Zenginin zenginlik yönünden bir üstünlüğü olmadığı gibi, fakirin fakirlik
yönünden bir eksikliği yoktur. İnsanlar arasında yalnız rızıkta değil, ilimde,
cehalette, iyilikte, kötülükte, kuvvette, zayıflıkta, vs.de farklılık vardır.
Eğer her hususta eşitlik olsaydı kimse kimseye hizmet etmez, dünyanın nizamı
bozulur, âlem harap olurdu. Bunlarda bile onların hiç bir rolü yoktur. Nerde
kaldı ki peygamber göndermekte yetkileri olsun.]Rabbinin rahmeti onların
biriktirdikleri şeylerden daha hayırlıdır.
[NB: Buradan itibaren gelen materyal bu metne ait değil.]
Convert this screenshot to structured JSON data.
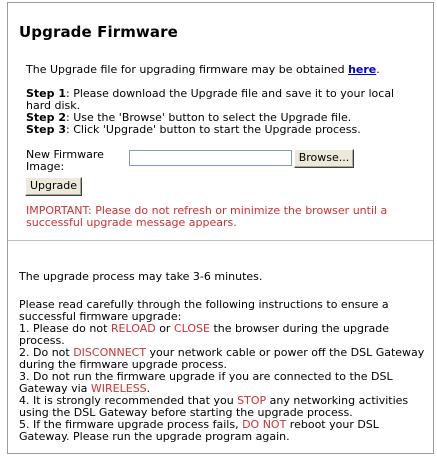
{
  "title": "Upgrade Firmware",
  "intro": {
    "text": "The Upgrade file for upgrading firmware may be obtained",
    "link": "here",
    "end": "."
  },
  "steps": [
    {
      "label": "Step 1",
      "text": ": Please download the Upgrade file and save it to your local hard disk."
    },
    {
      "label": "Step 2",
      "text": ": Use the 'Browse' button to select the Upgrade file."
    },
    {
      "label": "Step 3",
      "text": ": Click 'Upgrade' button to start the Upgrade process."
    }
  ],
  "form": {
    "field_label": "New Firmware Image:",
    "file_value": "",
    "browse_label": "Browse...",
    "upgrade_label": "Upgrade"
  },
  "important": "IMPORTANT: Please do not refresh or minimize the browser until a successful upgrade message appears.",
  "duration": "The upgrade process may take 3-6 minutes.",
  "instructions": {
    "intro": "Please read carefully through the following instructions to ensure a successful firmware upgrade:",
    "i1": {
      "a": "1. Please do not ",
      "k1": "RELOAD",
      "b": " or ",
      "k2": "CLOSE",
      "c": " the browser during the upgrade process."
    },
    "i2": {
      "a": "2. Do not ",
      "k1": "DISCONNECT",
      "b": " your network cable or power off the DSL Gateway during the firmware upgrade process."
    },
    "i3": {
      "a": "3. Do not run the firmware upgrade if you are connected to the DSL Gateway via ",
      "k1": "WIRELESS",
      "b": "."
    },
    "i4": {
      "a": "4. It is strongly recommended that you ",
      "k1": "STOP",
      "b": " any networking activities using the DSL Gateway before starting the upgrade process."
    },
    "i5": {
      "a": "5. If the firmware upgrade process fails, ",
      "k1": "DO NOT",
      "b": " reboot your DSL Gateway. Please run the upgrade program again."
    }
  },
  "colors": {
    "warning": "#cc3333",
    "link": "#0000cc",
    "border": "#9c9c9c"
  }
}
Eğer insanlar [kâfirliğe
imrenerek, hepsi kâfir] bir tek millet haline gelmeyecek
olsaydı, Rahman olan Allah’ı inkâr edenlerin evlerinin tavanlarını, üstünden
çıkacakları merdivenleri, odalarının kapılarını, üzerine yaslanacakları
tahtları hep gümüşten yapar, onları altın ziynetlere boğardık. Bunların hepsi
dünya hayatının geçici menfaatlerinden başka şey değildir. Ahiret saadeti ise,
Rabbinin katında Ona karşı gelmekten sakınanlaradır.) [Zuhruf 32-35]
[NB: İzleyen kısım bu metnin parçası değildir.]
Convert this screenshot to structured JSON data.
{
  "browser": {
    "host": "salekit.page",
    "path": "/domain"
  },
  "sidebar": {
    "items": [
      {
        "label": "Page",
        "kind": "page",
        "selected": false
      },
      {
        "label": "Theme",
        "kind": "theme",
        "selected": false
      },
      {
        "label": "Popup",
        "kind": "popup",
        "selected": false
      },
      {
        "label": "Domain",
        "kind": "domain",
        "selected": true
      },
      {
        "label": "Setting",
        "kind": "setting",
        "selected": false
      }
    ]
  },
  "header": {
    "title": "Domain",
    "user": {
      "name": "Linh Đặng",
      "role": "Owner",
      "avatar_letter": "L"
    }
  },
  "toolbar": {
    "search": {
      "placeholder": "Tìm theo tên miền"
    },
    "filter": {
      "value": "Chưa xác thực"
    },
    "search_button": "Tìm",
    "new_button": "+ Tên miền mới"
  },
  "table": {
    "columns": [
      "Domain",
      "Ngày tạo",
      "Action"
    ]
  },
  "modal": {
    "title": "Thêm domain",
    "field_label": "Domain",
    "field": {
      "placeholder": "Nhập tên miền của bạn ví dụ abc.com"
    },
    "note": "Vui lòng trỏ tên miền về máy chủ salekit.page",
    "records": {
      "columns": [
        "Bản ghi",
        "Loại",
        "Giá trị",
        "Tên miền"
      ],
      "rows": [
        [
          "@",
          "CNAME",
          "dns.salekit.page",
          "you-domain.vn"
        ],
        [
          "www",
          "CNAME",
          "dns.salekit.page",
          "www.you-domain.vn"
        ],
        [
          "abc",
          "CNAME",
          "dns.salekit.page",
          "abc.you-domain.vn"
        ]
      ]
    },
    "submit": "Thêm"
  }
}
Nimetlerden mahrum kalmanın sebebi
Sual: Bazı kimseler dünya, bazı kimseler de âhiret
nimetlerinden mahrum kalmaktadır. Bunun sebebi nedir?
Cevap: İnsanların, Allahü teâlânın ihsan ettiği dünya ve ahiret
nimetlerine kavuşamamalarının sebebi, bu nimetlerden yüz çevirdikleri içindir.
Yüz çeviren, elbette bir şey alamaz. Ağzı kapalı bir kap, nisan yağmuruna
elbette kavuşamaz. Dünyada Allahü teâlâyı inkâr eden çok kimsenin, dünya
nimetleri içinde yaşadığı görülüp, mahrum kalmadıkları zannediliyor ise de,
bunlara dünya için çalışmalarının karşılığı verilmektedir. Yalnız dünya için çalışanlara
verilen dünyalıklar hakikatte azap ve felakettir. Allahü teâlânın aldatarak,
nimet şeklinde gösterdiği musibetlerdir. Nitekim Müminun suresi, 55. ve 56.
ayetinde mealen, (Kâfirler, mal ve çok evlat gibi dünyalıkları
verdiğimiz için kendilerine iyilik mi ediyoruz, yardım mı ediyoruz sanıyor.
Peygamberime inanmadıkları ve İslamiyeti beğenmedikleri için, onlara mükafat mı
ediyoruz, diyorlar? Hayır öyle değildir. Aldanıyorlar. Bunların ni'met olmayıp,
musibet olduğunu anlamıyorlar) buyuruldu.
Allahü teâlâdan yüz çevirenlere verilen dünyalıklar, hep
haraplıktır, felakettir. Şeker hastasına verilen tatlılar gibidir.